Hanoi breaks into top 10 fastest growing tourism cities in the world: report

By Vi Vu   October 22, 2017 | 10:38 pm PT
Hanoi breaks into top 10 fastest growing tourism cities in the world: report
Foreign visitors sit at a coffee shop in Hanoi. Photo by VnExpress/Huong Chi
Jakarta also made it to the top 10, indicating Southeast Asia's rising significance as a key travel hub.

Hanoi has been ranked seventh on a new list of the world’s fastest-growing tourism cities, making a marked improvement from last year’s index.

The Global Destinations Cities Index 2017 produced by the U.S.-based payment technology company Mastercard said foreign arrivals to Hanoi grew 16.4 percent between 2009 and 2016, after Osaka, Chengdu, Colombo, Abu Dhabi, Jakarta and Tokyo.

Jakarta and Hanoi’s arrival in the top 10 point to Southeast Asia’s rising significance as a key travel hub, the report said.

In the previous edition of the report, which measured arrivals growth between 2009 and 2015, Hanoi ranked 13th, while Indonesia’s capital Jakarta came in 11th.

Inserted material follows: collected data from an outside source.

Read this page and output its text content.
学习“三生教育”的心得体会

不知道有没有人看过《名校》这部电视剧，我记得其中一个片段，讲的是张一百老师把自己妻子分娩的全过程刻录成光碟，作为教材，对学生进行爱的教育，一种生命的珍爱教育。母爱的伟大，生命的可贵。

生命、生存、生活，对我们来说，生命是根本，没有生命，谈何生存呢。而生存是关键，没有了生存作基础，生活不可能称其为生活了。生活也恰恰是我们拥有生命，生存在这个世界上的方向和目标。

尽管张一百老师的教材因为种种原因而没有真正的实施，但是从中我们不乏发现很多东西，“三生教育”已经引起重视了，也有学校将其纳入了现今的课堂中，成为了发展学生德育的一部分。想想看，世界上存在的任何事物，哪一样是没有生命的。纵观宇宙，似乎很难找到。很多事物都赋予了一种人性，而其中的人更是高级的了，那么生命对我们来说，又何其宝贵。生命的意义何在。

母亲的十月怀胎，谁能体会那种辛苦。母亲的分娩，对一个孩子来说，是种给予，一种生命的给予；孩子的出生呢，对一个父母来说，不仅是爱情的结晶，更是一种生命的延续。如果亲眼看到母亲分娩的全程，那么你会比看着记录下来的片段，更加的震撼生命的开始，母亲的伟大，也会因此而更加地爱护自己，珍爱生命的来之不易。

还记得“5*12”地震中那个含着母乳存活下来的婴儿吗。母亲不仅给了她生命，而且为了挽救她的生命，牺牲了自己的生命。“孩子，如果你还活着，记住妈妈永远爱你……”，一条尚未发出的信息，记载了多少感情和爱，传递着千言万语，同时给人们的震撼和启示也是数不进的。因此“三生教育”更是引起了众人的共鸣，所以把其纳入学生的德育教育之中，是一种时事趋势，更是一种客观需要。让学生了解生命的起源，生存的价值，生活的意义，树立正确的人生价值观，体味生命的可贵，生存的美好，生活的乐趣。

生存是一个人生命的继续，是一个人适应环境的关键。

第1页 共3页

The survey, which ranked 132 cities, found that Asia-Pacific is leading global tourism by dominating visitor arrivals and revenue, raking in $91.16 billion in 2016, compared to $74.74 billion for Europe and $55.02 billion for North America.

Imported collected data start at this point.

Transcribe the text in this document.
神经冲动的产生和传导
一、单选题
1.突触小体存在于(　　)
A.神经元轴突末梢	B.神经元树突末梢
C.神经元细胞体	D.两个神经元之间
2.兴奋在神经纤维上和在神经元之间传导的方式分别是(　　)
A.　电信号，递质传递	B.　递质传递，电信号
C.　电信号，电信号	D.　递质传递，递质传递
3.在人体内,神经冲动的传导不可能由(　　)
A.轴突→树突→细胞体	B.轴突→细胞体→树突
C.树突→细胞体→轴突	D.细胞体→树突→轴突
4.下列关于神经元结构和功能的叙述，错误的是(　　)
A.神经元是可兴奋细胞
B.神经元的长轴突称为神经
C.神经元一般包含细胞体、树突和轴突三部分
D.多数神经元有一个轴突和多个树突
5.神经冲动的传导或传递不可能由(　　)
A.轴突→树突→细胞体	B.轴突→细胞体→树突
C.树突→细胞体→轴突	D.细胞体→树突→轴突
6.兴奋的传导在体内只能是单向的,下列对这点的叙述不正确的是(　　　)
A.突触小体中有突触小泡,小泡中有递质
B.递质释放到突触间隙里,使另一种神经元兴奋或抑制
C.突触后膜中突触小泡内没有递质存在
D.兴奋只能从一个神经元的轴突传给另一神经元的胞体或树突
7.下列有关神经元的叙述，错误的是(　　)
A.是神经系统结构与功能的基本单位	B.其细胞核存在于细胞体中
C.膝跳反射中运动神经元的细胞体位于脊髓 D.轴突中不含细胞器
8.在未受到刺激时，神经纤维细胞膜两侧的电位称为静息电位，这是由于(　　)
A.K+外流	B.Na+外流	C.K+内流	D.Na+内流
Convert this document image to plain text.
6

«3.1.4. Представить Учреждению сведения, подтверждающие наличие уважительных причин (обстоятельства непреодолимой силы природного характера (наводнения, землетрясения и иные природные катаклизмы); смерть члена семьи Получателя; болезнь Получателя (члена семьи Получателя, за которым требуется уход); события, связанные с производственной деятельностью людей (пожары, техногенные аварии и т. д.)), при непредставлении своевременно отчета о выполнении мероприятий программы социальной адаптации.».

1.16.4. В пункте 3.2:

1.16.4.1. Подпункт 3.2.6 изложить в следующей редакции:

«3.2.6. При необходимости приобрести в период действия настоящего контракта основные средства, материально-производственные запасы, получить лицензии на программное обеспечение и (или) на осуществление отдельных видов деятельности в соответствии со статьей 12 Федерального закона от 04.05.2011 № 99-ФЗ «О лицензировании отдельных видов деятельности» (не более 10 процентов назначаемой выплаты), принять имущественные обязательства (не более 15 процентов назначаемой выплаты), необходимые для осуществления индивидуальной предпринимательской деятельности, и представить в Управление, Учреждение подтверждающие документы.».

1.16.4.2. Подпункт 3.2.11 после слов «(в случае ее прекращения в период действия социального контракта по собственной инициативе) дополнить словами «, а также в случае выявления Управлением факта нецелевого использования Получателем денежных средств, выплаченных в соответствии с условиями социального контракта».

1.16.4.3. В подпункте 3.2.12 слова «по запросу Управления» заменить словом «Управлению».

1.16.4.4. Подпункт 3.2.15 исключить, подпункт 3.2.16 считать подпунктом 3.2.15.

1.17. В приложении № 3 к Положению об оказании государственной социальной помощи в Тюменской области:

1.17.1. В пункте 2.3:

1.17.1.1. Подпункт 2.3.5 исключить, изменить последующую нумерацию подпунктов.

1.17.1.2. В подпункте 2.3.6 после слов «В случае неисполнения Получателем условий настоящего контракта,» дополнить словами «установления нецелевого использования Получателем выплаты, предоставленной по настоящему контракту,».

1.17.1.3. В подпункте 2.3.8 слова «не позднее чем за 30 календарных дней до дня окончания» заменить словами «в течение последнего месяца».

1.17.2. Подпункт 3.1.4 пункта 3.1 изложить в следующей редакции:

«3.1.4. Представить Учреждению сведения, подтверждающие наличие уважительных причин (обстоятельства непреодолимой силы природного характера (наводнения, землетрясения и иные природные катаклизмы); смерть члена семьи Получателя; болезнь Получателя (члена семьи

The region is home to half of the world’s top 10 most visited cities: Bangkok, Seoul, Singapore, Kuala Lumpur and Tokyo.

Hanoi was named the cheapest travel destination by TripAdvisor travelers between 2014 and 2016. The travel site estimated last year that a three-night holiday for two in Hanoi cost only $494, nearly four times less than New York, the most expensive travel destination in the ranking.

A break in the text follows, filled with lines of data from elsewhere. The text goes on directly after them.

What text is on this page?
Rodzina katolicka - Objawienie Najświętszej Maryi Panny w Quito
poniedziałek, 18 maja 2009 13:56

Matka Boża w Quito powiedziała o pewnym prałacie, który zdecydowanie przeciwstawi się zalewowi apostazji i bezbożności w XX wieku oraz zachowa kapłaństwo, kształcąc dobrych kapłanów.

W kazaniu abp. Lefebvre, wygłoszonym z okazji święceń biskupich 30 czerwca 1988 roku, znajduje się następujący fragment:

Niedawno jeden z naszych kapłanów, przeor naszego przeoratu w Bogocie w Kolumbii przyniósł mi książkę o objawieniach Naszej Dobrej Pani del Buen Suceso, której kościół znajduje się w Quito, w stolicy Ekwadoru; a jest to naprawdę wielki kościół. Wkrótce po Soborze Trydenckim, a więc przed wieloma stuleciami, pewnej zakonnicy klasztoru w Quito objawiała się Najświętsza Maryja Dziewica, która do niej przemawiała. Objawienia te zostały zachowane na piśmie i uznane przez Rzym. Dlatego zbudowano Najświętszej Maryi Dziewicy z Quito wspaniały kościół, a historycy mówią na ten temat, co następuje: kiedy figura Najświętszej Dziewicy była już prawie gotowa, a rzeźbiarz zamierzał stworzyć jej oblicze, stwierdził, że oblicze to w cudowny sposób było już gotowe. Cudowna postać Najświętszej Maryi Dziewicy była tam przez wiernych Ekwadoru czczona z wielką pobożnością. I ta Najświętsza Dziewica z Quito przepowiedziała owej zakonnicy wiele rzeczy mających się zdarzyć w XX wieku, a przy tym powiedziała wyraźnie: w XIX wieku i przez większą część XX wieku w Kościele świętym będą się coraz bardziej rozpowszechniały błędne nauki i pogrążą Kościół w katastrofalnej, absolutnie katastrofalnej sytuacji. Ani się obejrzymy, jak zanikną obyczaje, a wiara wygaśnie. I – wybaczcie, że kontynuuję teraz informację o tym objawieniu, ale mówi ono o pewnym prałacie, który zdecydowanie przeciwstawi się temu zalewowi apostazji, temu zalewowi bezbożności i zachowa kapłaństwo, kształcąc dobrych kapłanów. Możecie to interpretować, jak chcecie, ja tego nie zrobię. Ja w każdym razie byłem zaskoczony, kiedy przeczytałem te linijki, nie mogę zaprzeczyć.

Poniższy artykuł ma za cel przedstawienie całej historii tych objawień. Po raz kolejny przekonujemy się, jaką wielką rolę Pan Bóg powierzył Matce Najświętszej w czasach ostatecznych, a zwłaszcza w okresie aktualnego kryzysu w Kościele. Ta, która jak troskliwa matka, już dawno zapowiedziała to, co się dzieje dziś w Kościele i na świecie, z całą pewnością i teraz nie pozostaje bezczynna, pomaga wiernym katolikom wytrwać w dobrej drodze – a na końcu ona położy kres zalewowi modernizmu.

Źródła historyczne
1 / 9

In 2015, the visual social network Pinterest ranked the Vietnamese capital the third most-pinned location of all time, while Lonely Planet named the city's Old Quarter a once in a lifetime experience.

International arrivals to Hanoi in 2016 increased 23 percent to more than four million from the previous year.

The number reached 3.5 million in the first nine months of this year, up 24 percent from a year ago, according to the city’s statistics office.